We partition by retailer_id, so a failure for one retailer doesn't block others. Dagster's asset graph makes it easy to see exactly which retailer-entity combinations are stale.

Deduplication Strategy

The hardest problem was customers appearing in multiple systems. A retailer might use Shopify for online orders and Loyverse for in-store—the same customer appears in both, with slightly different phone/email formats.

We run a post-import deduplication pass that clusters records by:

  1. Exact email match
  2. Normalized phone number match (strip country code, strip spaces)
  3. Fuzzy name match with Levenshtein distance ≤ 2 AND same phone prefix

When a cluster is found, we merge the records, keeping the most recently updated values for mutable fields (name, contact info) and summing numeric fields (purchases, spend):

async function deduplicateCustomers(retailerId: string) {
  const dupes = await db.query(
    `SELECT array_agg(afto_id ORDER BY updated_at DESC) AS ids
     FROM canonical_customers
     WHERE retailer_id = $1
     GROUP BY COALESCE(email, ''), normalize_phone(phone)
     HAVING COUNT(*) > 1`,
    [retailerId]
  );
 
  for (const { ids } of dupes.rows) {
    const [primary, ...duplicates] = ids;
    await mergeCustomerRecords(primary, duplicates);
  }
}

Results

After the pipeline went live with five pilot retailers, import times for a full initial sync of 10,000+ customers dropped from a manual 3-day process (connecting to each system separately, cleaning in Excel) to under 20 minutes automated. Incremental syncs run every 4 hours and take under 2 minutes per retailer.

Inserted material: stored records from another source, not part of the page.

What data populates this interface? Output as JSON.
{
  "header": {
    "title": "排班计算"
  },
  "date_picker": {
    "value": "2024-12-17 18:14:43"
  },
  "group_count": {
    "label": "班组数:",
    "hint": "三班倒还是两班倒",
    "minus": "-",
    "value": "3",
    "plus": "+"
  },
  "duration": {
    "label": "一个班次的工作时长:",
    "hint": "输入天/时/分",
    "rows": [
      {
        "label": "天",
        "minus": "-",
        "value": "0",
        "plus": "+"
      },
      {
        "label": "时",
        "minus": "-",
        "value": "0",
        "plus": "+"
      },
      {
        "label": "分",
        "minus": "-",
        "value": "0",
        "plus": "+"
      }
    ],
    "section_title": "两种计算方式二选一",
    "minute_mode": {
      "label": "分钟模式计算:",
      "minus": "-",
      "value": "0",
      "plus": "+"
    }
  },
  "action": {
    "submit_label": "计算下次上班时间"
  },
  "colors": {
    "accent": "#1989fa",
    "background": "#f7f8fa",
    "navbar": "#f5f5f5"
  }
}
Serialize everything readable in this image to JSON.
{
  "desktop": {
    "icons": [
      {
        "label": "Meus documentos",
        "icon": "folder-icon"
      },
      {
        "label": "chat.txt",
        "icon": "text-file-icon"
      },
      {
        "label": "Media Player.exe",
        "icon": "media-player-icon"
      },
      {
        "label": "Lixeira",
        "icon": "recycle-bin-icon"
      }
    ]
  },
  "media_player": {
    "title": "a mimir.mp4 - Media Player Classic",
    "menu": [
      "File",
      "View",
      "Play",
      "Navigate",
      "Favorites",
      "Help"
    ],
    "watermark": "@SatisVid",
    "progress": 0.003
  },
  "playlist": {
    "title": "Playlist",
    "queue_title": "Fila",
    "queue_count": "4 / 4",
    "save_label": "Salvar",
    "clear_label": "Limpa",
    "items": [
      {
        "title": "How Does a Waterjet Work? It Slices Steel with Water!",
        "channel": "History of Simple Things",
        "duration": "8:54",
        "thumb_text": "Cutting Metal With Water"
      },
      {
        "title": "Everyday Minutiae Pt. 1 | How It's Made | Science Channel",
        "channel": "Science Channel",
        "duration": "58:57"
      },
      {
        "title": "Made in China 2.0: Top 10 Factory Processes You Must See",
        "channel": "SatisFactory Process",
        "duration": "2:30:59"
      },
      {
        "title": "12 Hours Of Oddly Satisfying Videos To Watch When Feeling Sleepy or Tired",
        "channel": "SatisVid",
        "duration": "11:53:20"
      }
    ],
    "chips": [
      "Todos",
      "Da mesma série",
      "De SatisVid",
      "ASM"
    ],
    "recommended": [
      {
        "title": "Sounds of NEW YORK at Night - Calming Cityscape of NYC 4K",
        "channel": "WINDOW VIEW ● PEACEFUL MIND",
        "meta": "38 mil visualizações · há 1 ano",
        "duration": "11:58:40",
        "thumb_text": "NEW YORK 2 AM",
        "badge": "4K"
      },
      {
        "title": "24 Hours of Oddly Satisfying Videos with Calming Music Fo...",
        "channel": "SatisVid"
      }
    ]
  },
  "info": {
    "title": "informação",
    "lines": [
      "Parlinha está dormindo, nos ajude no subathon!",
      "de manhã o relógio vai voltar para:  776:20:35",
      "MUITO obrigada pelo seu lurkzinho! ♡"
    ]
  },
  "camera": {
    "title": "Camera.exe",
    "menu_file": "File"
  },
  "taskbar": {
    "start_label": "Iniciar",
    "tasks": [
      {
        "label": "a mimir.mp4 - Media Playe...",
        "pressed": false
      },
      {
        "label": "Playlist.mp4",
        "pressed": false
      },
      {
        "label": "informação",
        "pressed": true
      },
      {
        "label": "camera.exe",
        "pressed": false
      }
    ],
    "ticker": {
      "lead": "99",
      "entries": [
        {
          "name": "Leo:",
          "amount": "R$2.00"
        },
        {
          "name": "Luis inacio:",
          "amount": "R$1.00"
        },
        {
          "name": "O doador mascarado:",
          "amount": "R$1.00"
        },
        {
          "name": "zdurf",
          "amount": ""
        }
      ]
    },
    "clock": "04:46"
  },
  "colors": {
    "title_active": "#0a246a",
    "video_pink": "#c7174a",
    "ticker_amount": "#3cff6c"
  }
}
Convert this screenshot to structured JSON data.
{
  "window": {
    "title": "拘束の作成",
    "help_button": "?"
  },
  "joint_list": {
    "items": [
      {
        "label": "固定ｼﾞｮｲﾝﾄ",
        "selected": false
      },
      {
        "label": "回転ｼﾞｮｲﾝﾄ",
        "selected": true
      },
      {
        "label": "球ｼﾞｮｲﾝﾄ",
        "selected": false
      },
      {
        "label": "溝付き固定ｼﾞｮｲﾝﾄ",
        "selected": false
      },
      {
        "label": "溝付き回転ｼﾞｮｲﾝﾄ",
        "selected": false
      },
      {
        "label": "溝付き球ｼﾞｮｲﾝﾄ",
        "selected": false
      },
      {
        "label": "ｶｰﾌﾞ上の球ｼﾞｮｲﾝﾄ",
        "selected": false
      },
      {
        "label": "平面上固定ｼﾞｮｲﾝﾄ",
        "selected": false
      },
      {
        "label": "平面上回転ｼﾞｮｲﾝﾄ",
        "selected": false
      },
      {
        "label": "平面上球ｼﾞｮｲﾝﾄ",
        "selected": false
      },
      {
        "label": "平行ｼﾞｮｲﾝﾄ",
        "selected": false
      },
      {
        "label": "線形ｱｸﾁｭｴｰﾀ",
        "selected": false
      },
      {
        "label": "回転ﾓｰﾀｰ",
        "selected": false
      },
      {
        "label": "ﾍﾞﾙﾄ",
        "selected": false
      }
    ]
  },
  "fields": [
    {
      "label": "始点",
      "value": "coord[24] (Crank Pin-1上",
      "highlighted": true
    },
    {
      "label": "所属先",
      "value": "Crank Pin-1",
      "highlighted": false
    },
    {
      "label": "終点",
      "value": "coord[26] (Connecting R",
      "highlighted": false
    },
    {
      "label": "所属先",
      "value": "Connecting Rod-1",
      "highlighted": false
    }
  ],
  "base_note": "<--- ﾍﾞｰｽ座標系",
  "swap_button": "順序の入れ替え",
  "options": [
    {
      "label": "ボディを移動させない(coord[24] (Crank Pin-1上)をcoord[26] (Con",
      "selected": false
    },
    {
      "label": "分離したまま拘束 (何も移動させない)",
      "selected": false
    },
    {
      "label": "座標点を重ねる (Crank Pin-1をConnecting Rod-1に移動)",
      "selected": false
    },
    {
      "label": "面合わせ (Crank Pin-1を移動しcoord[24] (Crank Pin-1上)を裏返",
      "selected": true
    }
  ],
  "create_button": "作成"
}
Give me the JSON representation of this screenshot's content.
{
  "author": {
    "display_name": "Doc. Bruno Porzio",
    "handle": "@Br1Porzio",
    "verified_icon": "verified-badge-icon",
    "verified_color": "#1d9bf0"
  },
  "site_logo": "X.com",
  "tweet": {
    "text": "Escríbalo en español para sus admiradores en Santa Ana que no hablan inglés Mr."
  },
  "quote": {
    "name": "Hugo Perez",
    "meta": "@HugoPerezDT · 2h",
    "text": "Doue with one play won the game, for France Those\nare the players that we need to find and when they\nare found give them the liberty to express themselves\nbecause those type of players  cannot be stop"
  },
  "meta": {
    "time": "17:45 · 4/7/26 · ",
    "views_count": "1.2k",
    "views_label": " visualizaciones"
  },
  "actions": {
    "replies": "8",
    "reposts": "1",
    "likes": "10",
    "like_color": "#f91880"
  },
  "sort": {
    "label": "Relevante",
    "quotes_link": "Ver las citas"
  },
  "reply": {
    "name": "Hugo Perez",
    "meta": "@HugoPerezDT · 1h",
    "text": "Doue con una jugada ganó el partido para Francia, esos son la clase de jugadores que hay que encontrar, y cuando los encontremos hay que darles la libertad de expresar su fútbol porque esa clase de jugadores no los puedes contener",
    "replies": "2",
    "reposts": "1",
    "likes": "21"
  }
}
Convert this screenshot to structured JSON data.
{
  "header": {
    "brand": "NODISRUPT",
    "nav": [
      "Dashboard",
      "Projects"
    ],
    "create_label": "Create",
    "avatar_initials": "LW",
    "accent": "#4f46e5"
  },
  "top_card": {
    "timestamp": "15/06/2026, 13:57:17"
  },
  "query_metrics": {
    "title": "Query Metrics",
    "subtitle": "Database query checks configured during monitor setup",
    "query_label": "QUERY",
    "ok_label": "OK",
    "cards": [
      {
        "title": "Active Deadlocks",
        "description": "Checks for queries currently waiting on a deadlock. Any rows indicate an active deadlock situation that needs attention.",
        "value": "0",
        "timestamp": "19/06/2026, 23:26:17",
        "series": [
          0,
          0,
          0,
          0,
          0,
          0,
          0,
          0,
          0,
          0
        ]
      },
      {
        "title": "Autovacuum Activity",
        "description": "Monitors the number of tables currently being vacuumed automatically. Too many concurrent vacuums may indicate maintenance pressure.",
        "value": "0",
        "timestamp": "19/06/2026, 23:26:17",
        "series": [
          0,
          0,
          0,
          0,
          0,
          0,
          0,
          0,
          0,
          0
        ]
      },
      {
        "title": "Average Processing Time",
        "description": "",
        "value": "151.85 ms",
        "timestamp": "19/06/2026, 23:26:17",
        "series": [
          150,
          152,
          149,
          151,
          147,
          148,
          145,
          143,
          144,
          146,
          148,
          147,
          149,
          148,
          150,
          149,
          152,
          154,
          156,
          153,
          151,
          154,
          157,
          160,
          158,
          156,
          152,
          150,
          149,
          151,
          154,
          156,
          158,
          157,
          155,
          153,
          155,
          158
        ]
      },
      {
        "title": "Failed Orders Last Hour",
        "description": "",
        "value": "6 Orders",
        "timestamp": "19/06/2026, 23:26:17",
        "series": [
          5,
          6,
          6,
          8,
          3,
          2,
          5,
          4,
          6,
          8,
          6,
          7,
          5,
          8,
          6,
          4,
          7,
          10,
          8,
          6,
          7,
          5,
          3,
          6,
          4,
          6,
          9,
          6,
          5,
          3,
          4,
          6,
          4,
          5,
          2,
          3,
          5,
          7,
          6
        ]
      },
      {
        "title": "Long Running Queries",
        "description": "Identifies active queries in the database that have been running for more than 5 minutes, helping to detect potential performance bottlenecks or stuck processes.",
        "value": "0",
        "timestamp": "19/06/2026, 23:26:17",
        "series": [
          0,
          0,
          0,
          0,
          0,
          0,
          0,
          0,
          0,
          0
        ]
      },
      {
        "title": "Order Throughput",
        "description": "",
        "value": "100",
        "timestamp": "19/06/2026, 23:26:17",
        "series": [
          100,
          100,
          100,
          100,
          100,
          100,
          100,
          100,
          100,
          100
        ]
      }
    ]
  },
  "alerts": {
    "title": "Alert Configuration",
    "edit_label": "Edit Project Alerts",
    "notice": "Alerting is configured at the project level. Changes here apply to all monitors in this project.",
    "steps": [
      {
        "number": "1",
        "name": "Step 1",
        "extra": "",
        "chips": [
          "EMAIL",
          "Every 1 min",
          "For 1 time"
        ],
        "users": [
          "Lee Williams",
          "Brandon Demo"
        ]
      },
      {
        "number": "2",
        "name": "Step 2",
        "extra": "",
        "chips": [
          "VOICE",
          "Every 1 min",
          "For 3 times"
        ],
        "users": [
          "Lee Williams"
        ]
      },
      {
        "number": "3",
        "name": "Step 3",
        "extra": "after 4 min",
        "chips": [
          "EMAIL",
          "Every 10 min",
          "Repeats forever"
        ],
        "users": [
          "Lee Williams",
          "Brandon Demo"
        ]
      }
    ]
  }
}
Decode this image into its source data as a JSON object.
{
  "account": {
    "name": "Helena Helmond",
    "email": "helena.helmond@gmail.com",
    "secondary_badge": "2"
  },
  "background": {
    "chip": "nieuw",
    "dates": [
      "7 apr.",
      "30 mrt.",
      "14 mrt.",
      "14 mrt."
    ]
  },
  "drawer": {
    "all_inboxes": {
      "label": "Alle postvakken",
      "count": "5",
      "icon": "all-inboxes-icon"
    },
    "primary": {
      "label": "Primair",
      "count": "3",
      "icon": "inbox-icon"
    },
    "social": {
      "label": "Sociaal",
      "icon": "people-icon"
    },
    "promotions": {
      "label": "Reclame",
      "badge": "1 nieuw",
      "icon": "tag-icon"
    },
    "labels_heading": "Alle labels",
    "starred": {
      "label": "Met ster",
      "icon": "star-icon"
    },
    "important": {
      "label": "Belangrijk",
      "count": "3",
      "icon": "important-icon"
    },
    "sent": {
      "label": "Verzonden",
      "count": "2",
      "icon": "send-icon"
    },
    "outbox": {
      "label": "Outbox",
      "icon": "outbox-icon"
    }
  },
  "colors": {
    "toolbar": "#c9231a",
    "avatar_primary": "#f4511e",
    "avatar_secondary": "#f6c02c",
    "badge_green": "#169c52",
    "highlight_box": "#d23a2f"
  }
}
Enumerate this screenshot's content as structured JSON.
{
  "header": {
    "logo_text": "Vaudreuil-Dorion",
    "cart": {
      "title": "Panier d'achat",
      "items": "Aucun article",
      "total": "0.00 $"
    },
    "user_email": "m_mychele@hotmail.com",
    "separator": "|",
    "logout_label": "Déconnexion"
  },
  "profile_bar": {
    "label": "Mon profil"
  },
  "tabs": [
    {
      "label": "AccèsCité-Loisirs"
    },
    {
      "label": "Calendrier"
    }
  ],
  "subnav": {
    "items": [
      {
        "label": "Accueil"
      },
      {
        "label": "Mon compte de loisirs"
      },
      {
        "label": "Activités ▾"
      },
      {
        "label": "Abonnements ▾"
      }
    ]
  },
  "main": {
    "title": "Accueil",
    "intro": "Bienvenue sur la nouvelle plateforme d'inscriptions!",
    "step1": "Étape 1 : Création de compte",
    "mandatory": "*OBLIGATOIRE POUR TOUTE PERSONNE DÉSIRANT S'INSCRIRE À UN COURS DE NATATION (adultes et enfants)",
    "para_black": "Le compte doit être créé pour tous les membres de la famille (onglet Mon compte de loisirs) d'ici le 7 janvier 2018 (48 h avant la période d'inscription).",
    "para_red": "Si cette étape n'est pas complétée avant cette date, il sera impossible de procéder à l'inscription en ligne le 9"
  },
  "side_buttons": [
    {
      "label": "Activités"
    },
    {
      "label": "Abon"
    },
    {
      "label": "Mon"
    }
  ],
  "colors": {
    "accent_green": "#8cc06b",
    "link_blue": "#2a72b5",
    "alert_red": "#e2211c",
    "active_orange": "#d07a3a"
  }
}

Deduplication caught about 12% duplicate customers on average across the pilot set—mostly people who had shopped both in-store and online. Without it, every campaign would have been sending duplicates.

Key Takeaways

  • Define the canonical schema before writing adapters, not after. Retrofitting a schema onto existing adapters is painful.
  • AsyncGenerator for streaming is essential when source systems don't paginate cleanly or have large datasets.
  • Deterministic entity IDs via hashing eliminate the need for complex reconciliation logic between imports.
  • Deduplication is not optional for multi-system imports—expect 10-15% duplicates when combining in-store and online data.
  • Dagster's partitioned assets give you per-retailer isolation and failure visibility that's hard to replicate with cron jobs.